Que la bête fleurisse
Des marins s’ennuient sur le pont d’un baleinier, dans l’attente funeste de proies qui n’arrivent pas. Et malgré la certitude de tenir le bon cap, le moral de l’équipage est au plus bas. Pas de vent, rien en vue, les rations qui fondent comme neige au soleil, cette campagne de chasse est un désastre. Pour juguler l’ennui, les marins boivent, s’arrachent les cheveux ou font le coup de poing… Jusqu’au jour où, comme par miracle, les baleines jaillissent. L’équipage reprend espoir grâce à un harponneur plein d’adresse mais impassible. Objet d’un véritable culte à bord, Stubb va perturber le fragile équilibre du bateau…

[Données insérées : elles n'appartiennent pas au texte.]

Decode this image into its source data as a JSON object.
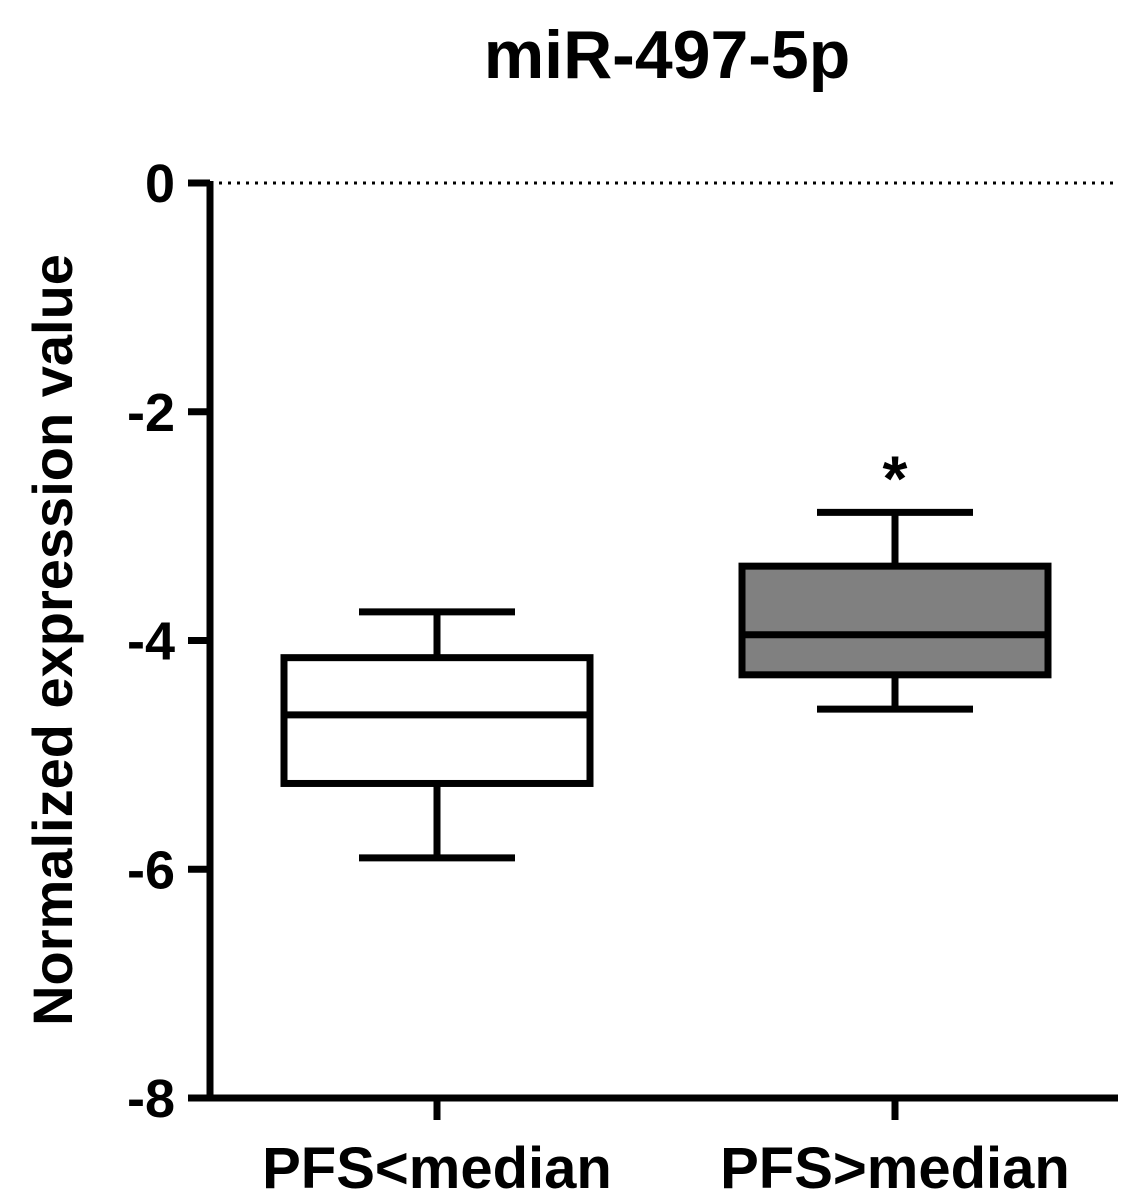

Voilà une BD qu’on n’oubliera pas de sitôt. Son jeune auteur, Donatien Mary, signe là un coup de maître esthétique et narratif grâce à un récit entièrement muet et polysémique, rythmé par les seuls carnets de bord du capitaine. Du très classique au début : l’ennui mortifère à bord du navire… avant l’irruption d’un brillant et placide harponneur, sorte de messie sorti de nulle part, seul à même de transcender l’horizon mortifère d’un équipage au moral en berne. Dès lors, la mécanique se dérègle, les hiérarchies se recomposent, le capitaine s’évertuant à contenir les mutineries sans identifier les avertissements. Car Stubb, en plus de briller dans la chasse à la baleine, dépose, comme un rituel, une dent de cachalot gravée de créatures fantastiques devant sa porte. Pourquoi ? au nom de quoi ? Beaucoup de questions dans Que la bête fleurisse, mais peu de réponses. L’auteur laisse volontairement planer le doute sur les intentions réelles de chacun, le sens de leurs actions, multipliant les niveaux de lecture et d’analyse.
Réaliste d’abord, le récit dérive ensuite très vite du côté du drame psychologique. Avant d’emprunter les chemins du fantastique, du symbolisme et de la magie. Résultat, la BD, portée par des personnages puissants, tire sa force de ses silences prophétiques et de son refus de singer le réel. Peu conscients de la tragédie à venir, les acteurs de ce huis-clos sont aspirés dans une sorte de folie rituelle (Stubb), mégalomane (le capitaine) ou aliénante (les seconds). On pense alors au film de Werner Herzog, Aguirre, la colère de Dieu, ou aux gravures de Gus Bofa. Car visuellement, Donatien Mary réalise là encore une prouesse (voir l’interview). Réalisées en gravure sur cuivre, chaque case est en fait une petite plaque, composant au final environ 400 eaux fortes. Le résultat, léger, bercé par le va-et-vient de la houle et de la tragédie, est superbe. Plus qu’un simple récit d’aventure de forçats de la mer et de marins solitaires, Que la bête fleurisse se veut davantage un songe épique et désespéré, hypnotique même et d’une étrangeté abyssale. Bref, c’est le petit bijou qu’on n’attendait pas.